Kadyrbayev, Tazhayakov, Phillipos, and Tsarnaev all began attending the University of Massachusetts at Dartmouth together in 2011. “The four men were friends, spent time together socializing, and often exchanged text messages with each other,” according to the indictment.
At about 2:49pm on April 15, two explosions occurred near the finish line of the Boston Marathon. IEDs devised from pressure cookers, low explosive powder, shrapnel, adhesive, and other materials were hidden in backpacks that were then placed near metal barricades in areas packed with hundreds of spectators, according to Tsarnaev’s indictment.
According to the Kadyrbayev / Tazhayakov indictment, “Each explosion killed at least one person, maimed, burned and wounded scores of others, and damaged public and private property, including the streets, sidewalk, barriers, and property owned by people and businesses in the locations where the explosions occurred.” Overall, three people were killed in the bombings and hundreds were injured.

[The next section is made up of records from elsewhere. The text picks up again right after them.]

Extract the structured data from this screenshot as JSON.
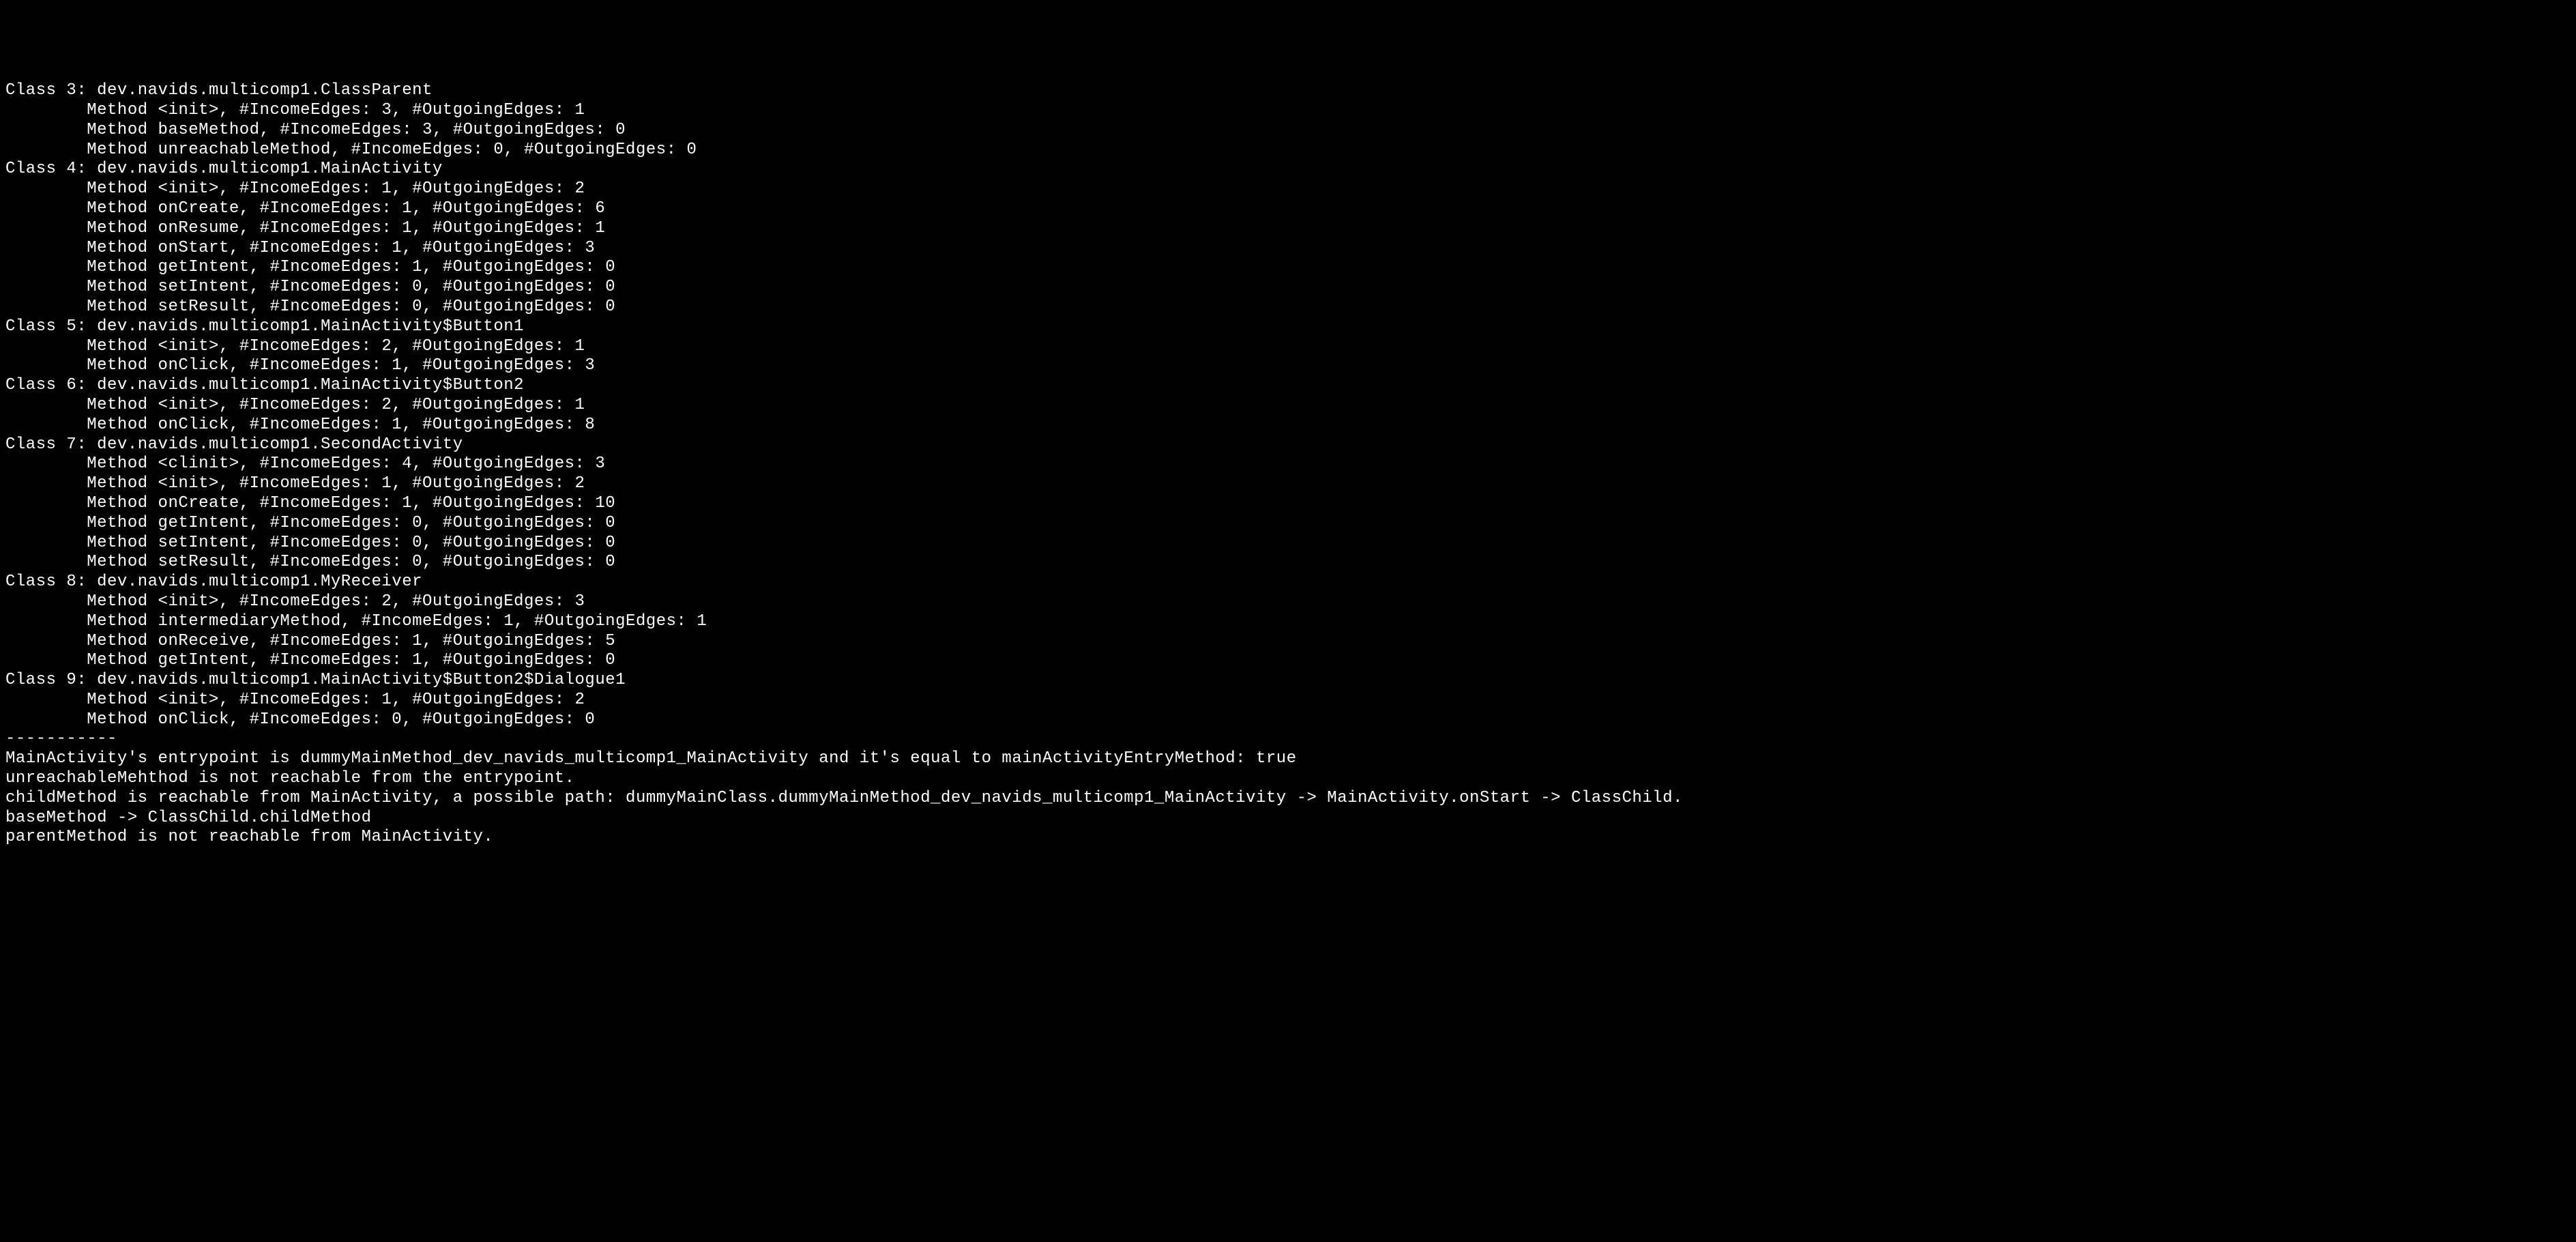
{
  "classes": [
    {
      "index": 3,
      "name": "dev.navids.multicomp1.ClassParent",
      "methods": [
        {
          "name": "<init>",
          "incomeEdges": 3,
          "outgoingEdges": 1
        },
        {
          "name": "baseMethod",
          "incomeEdges": 3,
          "outgoingEdges": 0
        },
        {
          "name": "unreachableMethod",
          "incomeEdges": 0,
          "outgoingEdges": 0
        }
      ]
    },
    {
      "index": 4,
      "name": "dev.navids.multicomp1.MainActivity",
      "methods": [
        {
          "name": "<init>",
          "incomeEdges": 1,
          "outgoingEdges": 2
        },
        {
          "name": "onCreate",
          "incomeEdges": 1,
          "outgoingEdges": 6
        },
        {
          "name": "onResume",
          "incomeEdges": 1,
          "outgoingEdges": 1
        },
        {
          "name": "onStart",
          "incomeEdges": 1,
          "outgoingEdges": 3
        },
        {
          "name": "getIntent",
          "incomeEdges": 1,
          "outgoingEdges": 0
        },
        {
          "name": "setIntent",
          "incomeEdges": 0,
          "outgoingEdges": 0
        },
        {
          "name": "setResult",
          "incomeEdges": 0,
          "outgoingEdges": 0
        }
      ]
    },
    {
      "index": 5,
      "name": "dev.navids.multicomp1.MainActivity$Button1",
      "methods": [
        {
          "name": "<init>",
          "incomeEdges": 2,
          "outgoingEdges": 1
        },
        {
          "name": "onClick",
          "incomeEdges": 1,
          "outgoingEdges": 3
        }
      ]
    },
    {
      "index": 6,
      "name": "dev.navids.multicomp1.MainActivity$Button2",
      "methods": [
        {
          "name": "<init>",
          "incomeEdges": 2,
          "outgoingEdges": 1
        },
        {
          "name": "onClick",
          "incomeEdges": 1,
          "outgoingEdges": 8
        }
      ]
    },
    {
      "index": 7,
      "name": "dev.navids.multicomp1.SecondActivity",
      "methods": [
        {
          "name": "<clinit>",
          "incomeEdges": 4,
          "outgoingEdges": 3
        },
        {
          "name": "<init>",
          "incomeEdges": 1,
          "outgoingEdges": 2
        },
        {
          "name": "onCreate",
          "incomeEdges": 1,
          "outgoingEdges": 10
        },
        {
          "name": "getIntent",
          "incomeEdges": 0,
          "outgoingEdges": 0
        },
        {
          "name": "setIntent",
          "incomeEdges": 0,
          "outgoingEdges": 0
        },
        {
          "name": "setResult",
          "incomeEdges": 0,
          "outgoingEdges": 0
        }
      ]
    },
    {
      "index": 8,
      "name": "dev.navids.multicomp1.MyReceiver",
      "methods": [
        {
          "name": "<init>",
          "incomeEdges": 2,
          "outgoingEdges": 3
        },
        {
          "name": "intermediaryMethod",
          "incomeEdges": 1,
          "outgoingEdges": 1
        },
        {
          "name": "onReceive",
          "incomeEdges": 1,
          "outgoingEdges": 5
        },
        {
          "name": "getIntent",
          "incomeEdges": 1,
          "outgoingEdges": 0
        }
      ]
    },
    {
      "index": 9,
      "name": "dev.navids.multicomp1.MainActivity$Button2$Dialogue1",
      "methods": [
        {
          "name": "<init>",
          "incomeEdges": 1,
          "outgoingEdges": 2
        },
        {
          "name": "onClick",
          "incomeEdges": 0,
          "outgoingEdges": 0
        }
      ]
    }
  ],
  "separator": "-----------",
  "messages": [
    "MainActivity's entrypoint is dummyMainMethod_dev_navids_multicomp1_MainActivity and it's equal to mainActivityEntryMethod: true",
    "unreachableMehthod is not reachable from the entrypoint.",
    "childMethod is reachable from MainActivity, a possible path: dummyMainClass.dummyMainMethod_dev_navids_multicomp1_MainActivity -> MainActivity.onStart -> ClassChild.baseMethod -> ClassChild.childMethod",
    "parentMethod is not reachable from MainActivity."
  ]
}
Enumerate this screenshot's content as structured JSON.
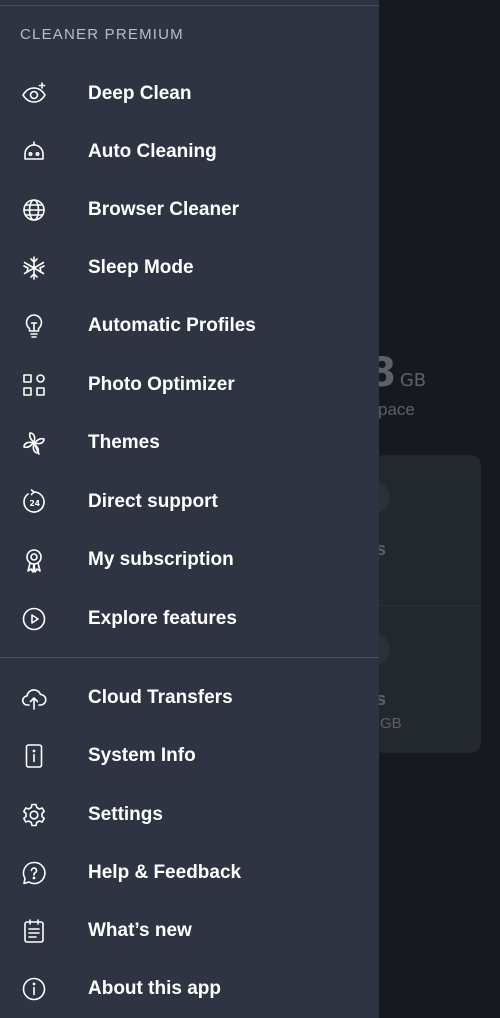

The following four days were consumed by a dramatic and at times extremely violent manhunt for the suspects, who were identified by name on April 19 as Dzhokhar (then 19) and his brother Tamerlan Tsarnaev (26). The manhunt entailed the presence of thousands of law enforcement personnel from local, state, and federal agencies, and resulted in a veritable lockdown through parts of the greater Boston area.
Tamerlan was killed during a police shootout, and Dzhokhar was arrested on the evening of April 19 after having been discovered hiding in a dry-docked boat in the Boston suburb of Watertown.
The FBI searched the dorm room Dzhokhar had been living prior to the bombing on April 21. However, the Kadyrbayev / Tazhayakov indictment alleges that by that point, the room had already been picked through. According to the indictment, on the evening April 18, after the FBI had publicly posted images of the as-yet unidentified Tsarnaev brothers, Kadyrbayev, Tazhayakov, and Phillipos removed a number of items from Dzhokhar’s dorm room, including the bombing suspect’s laptop computer and a backpack containing fireworks.
Kadyrbayev then allegedly discarded the backpack in a dumpster outside of the apartment Kadyrbayev and Tazhayakov shared, and was later discovered by federal agents in a local landfill.
When it was found, the backpack allegedly contained fireworks, a jar of Vaseline, a thumb drive, and a homework assignment sheet.
Notably, Tsarnaev’s indictment claimed that at some point prior to the bombing, Dzhokhar had downloaded the first volume of Inspire magazine, described as an “English language online publication of al-Qaeda in the Arabian Peninsula.” The volume allegedly contained detailed instructions on the construction of IEDs using pressure cookers and explosive powder from fireworks, among other components.
The Kadyrbayev / Tazhayakov/Phillipos indictment asserts that Kadyrbayev received a text message from Dzhokhar that he showed to Tazhayakov on the evening of April 18 that stated: “If yu [sic] want yu [sic] can go to my room and take what’s there [smiley face] but ight [sic] bro [sic] Salam aleikum.”
While searching the dorm room, Kadyrbayev allegedly discovered the backpack containing fireworks, the containers of which “had been opened and manipulated. As a result, some of the explosive powder was visible.” Kadyrbayev then allegedly expressed his belief to Tazhayakov that a jar of Vaseline present in the room had been used by Dzhokhar “to make bombs.”
According to the indictment, Phillipos was interviewed by federal agents in the days following the bombings. He was asked questions about Dzhokhar, as well as in connection with the pending terrorism investigation. During these interviews, Phillipos allegedly concealed the fact that he, Kadyrbayev, and Tazhayakov had entered Tsarnaev’s dorm room and removed his backpack. “In so doing, he made numerous false and misleading statements to the agents,” according to the indictment.